In January, the US suspended $65mn in humanitarian aid to UNRWA the organization responsible for assisting Palestinian refugees claiming the US receives “no appreciation or respect” for its assistance. Washington typically gives about $370mn a year to UNRWA: the suspended $65mn was to have been the first installment for 2018. The US also suspended around $1bn to Pakistan in January. Mr Trump, in his inaugural Tweet of 2017, cited Islamabad’s “lies & deceit” in giving “safe haven to the terrorists we hunt in Afghanistan.”

The administration’s biggest move in Middle East foreign aid diplomacy occurred in August 2017 when it announced the US would cut $96mn in aid to Egypt and suspend another $195mn citing concerns over President Sisi’s lousy human rights record. This came a mere four months after Mr Trump praised Sisi’s “fantastic job” as leader, affirming strong US backing.

Since the 1978 Camp David accords, the US has given Egypt an average of $1.6bn/year in foreign aid, with the lion’s share, an average of $1.3bn going to the Egyptian military. The US slashed aid to Egypt by $1.4bn in 2014 following the coup d’état carried out against Muhammad Mursi’s democratically elected government, but aid levels rebounded the following year (see chart). Egypt’s upcoming election, in which Mr Sisi will likely stand uncontested, will provide bad optics in DC and possibly jeopardize aid moving forward.

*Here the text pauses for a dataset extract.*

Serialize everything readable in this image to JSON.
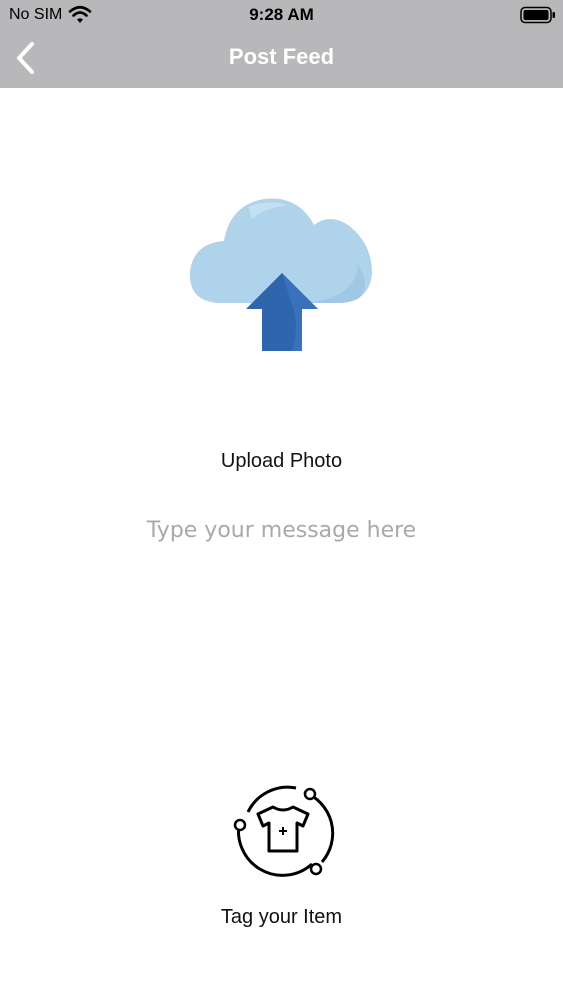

Charts included Key Middle Eastern Beneficiaries Of Us Aid ($Bn)^

^FIGURES INCLUDE HUMANITARIAN AID. *MEES ESTIMATES.
SOURCE: USAID.

Tables included Us 2016 Mideast Foreign Aid Budget ($Bn)*

Total Military Eco. Humanitarian
$bn $bn %total $bn $bn
Iraq 5.28 4.70 89 0.18 0.40
Israel 3.11 3.11 100 0.00 0.00
Egypt 1.23 1.10 89 0.10 0.03
Jordan 1.21 0.52 43 0.51 0.19
Syria 0.90 - 0 0.09 0.81
Lebanon 0.42 0.08 19 0.09 0.25
Palestine 0.42 - 0 0.28 0.13
Yemen 0.30 - 0 0.01 0.29
Tunisia 0.12 0.09 78 0.03 0.00
Morocco 0.08 0.01 16 0.07 0.00
Libya 0.03 - 0 0.02 0.01
*ACTUAL DISBURSEMENTS DIFFER SOMEWHAT FROM BUDGETED SUMS.
SOURCE: USAID, MEES CALCULATIONS.

MILITARY MONEY

The distinction between economic and military aid, which USAID makes in its official data, is crucial to the current administration’s strategy. US foreign aid is funded and implemented on an agency basis, meaning the Department of Defense allocates military aid from its budget and other agencies allocate economic and humanitarian aid from their budgets. The Republicans’ Pentagon-friendly budgets will likely increase military aid as a share of the total, with Iraq a clear example.

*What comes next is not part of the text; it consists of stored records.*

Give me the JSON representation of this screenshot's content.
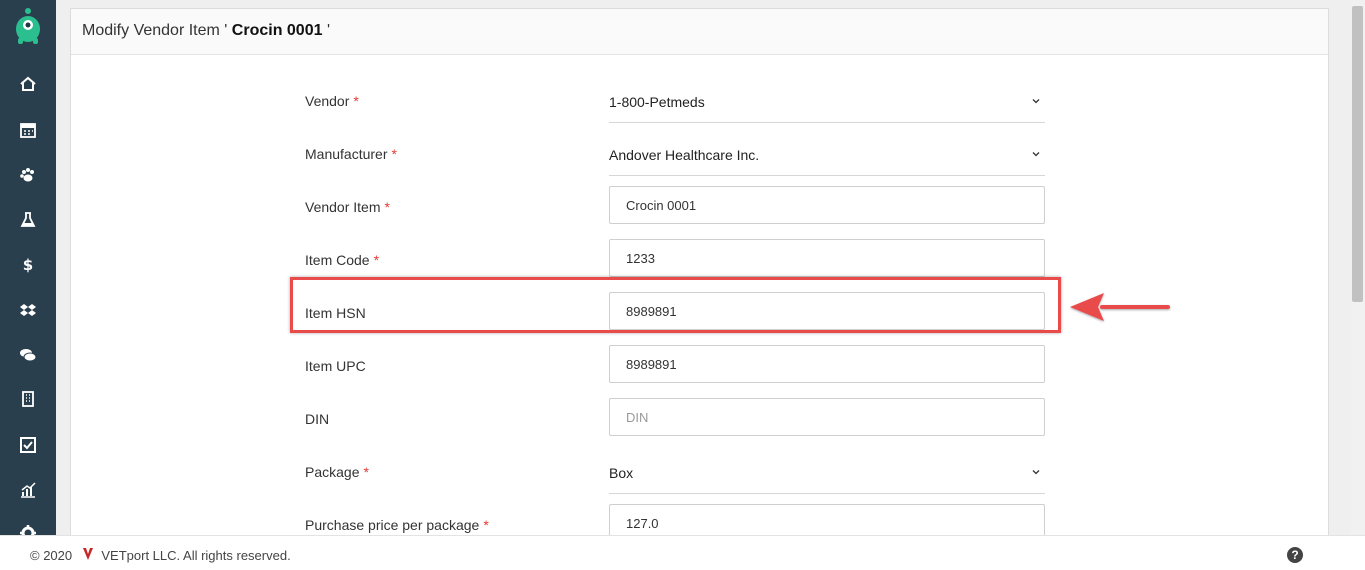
{
  "panel": {
    "title_prefix": "Modify Vendor Item '",
    "title_name": " Crocin 0001 ",
    "title_suffix": "'"
  },
  "form": {
    "required_mark": "*",
    "vendor": {
      "label": "Vendor",
      "value": "1-800-Petmeds"
    },
    "manufacturer": {
      "label": "Manufacturer",
      "value": "Andover Healthcare Inc."
    },
    "vendor_item": {
      "label": "Vendor Item",
      "value": "Crocin 0001"
    },
    "item_code": {
      "label": "Item Code",
      "value": "1233"
    },
    "item_hsn": {
      "label": "Item HSN",
      "value": "8989891"
    },
    "item_upc": {
      "label": "Item UPC",
      "value": "8989891"
    },
    "din": {
      "label": "DIN",
      "value": "",
      "placeholder": "DIN"
    },
    "package": {
      "label": "Package",
      "value": "Box"
    },
    "purchase_price": {
      "label": "Purchase price per package",
      "value": "127.0"
    }
  },
  "sidebar": {
    "icons": [
      "home-icon",
      "calendar-icon",
      "paw-icon",
      "flask-icon",
      "dollar-icon",
      "dropbox-icon",
      "comments-icon",
      "building-icon",
      "check-square-icon",
      "chart-icon",
      "gear-icon"
    ]
  },
  "footer": {
    "copyright_prefix": "© 2020",
    "copyright_suffix": "VETport LLC. All rights reserved.",
    "help_label": "?"
  },
  "colors": {
    "sidebar": "#2a3f4d",
    "highlight": "#e94b4b",
    "required": "#e53935",
    "logo": "#2bbf8f"
  }
}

The GW Bush administration allocated about 38% of total aid from 2003 to 2008 toward the military. But the fight against Islamic State (IS) necessitated an increased emphasis on the Iraqi military. In 2016, Iraq received $5.3bn in foreign aid 90% of which was allocated toward the Iraqi military for its campaign against IS. 2017 aid should increase due to further US involvement in the campaign. The US provided minimal pledges at last month’s Iraq reconstruction conference (MEES, 16 February), signaling a move away from the nation-building model in Iraq.

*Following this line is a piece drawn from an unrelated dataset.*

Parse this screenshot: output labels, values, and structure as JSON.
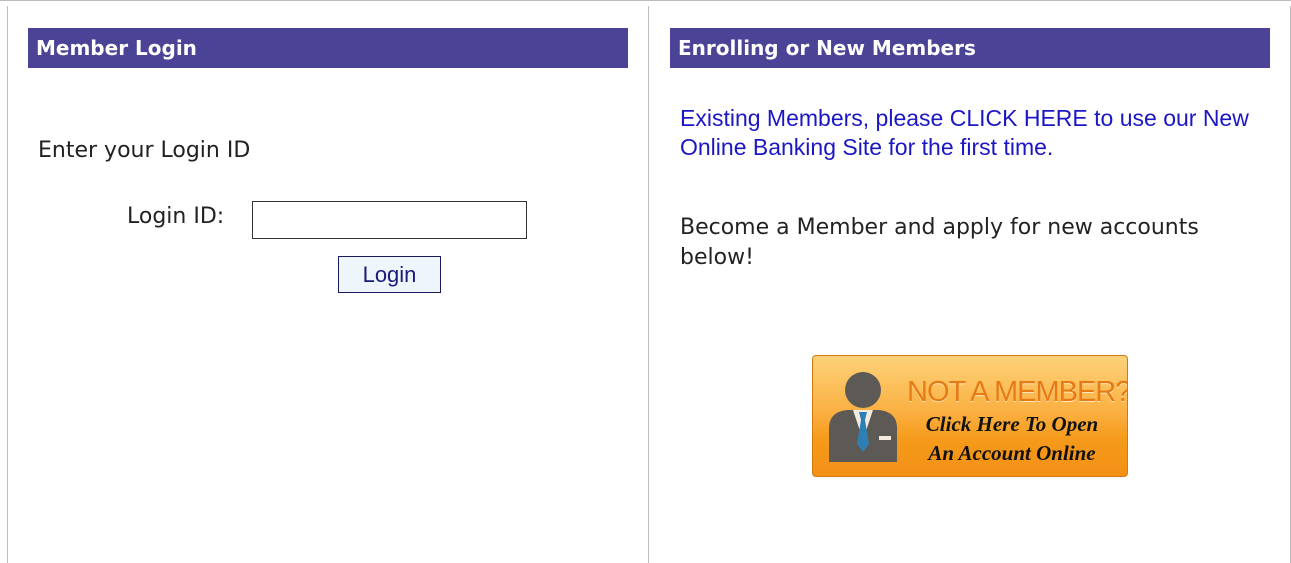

US aid to Israel is entirely military; for Egypt the military share has averaged 84% of the total for the last five years. The Trump administration pledged $120mn in military aid to the Lebanese army in December 2017, with the share of military aid to Beirut ticking up over the last five years.

Mr Obama moved away from the Bush administration’s nation-building model, but Mr Trump’s administration appears to be using foreign aid on an unprecedented scale, cutting humanitarian assistance while rewarding allies’ militaries.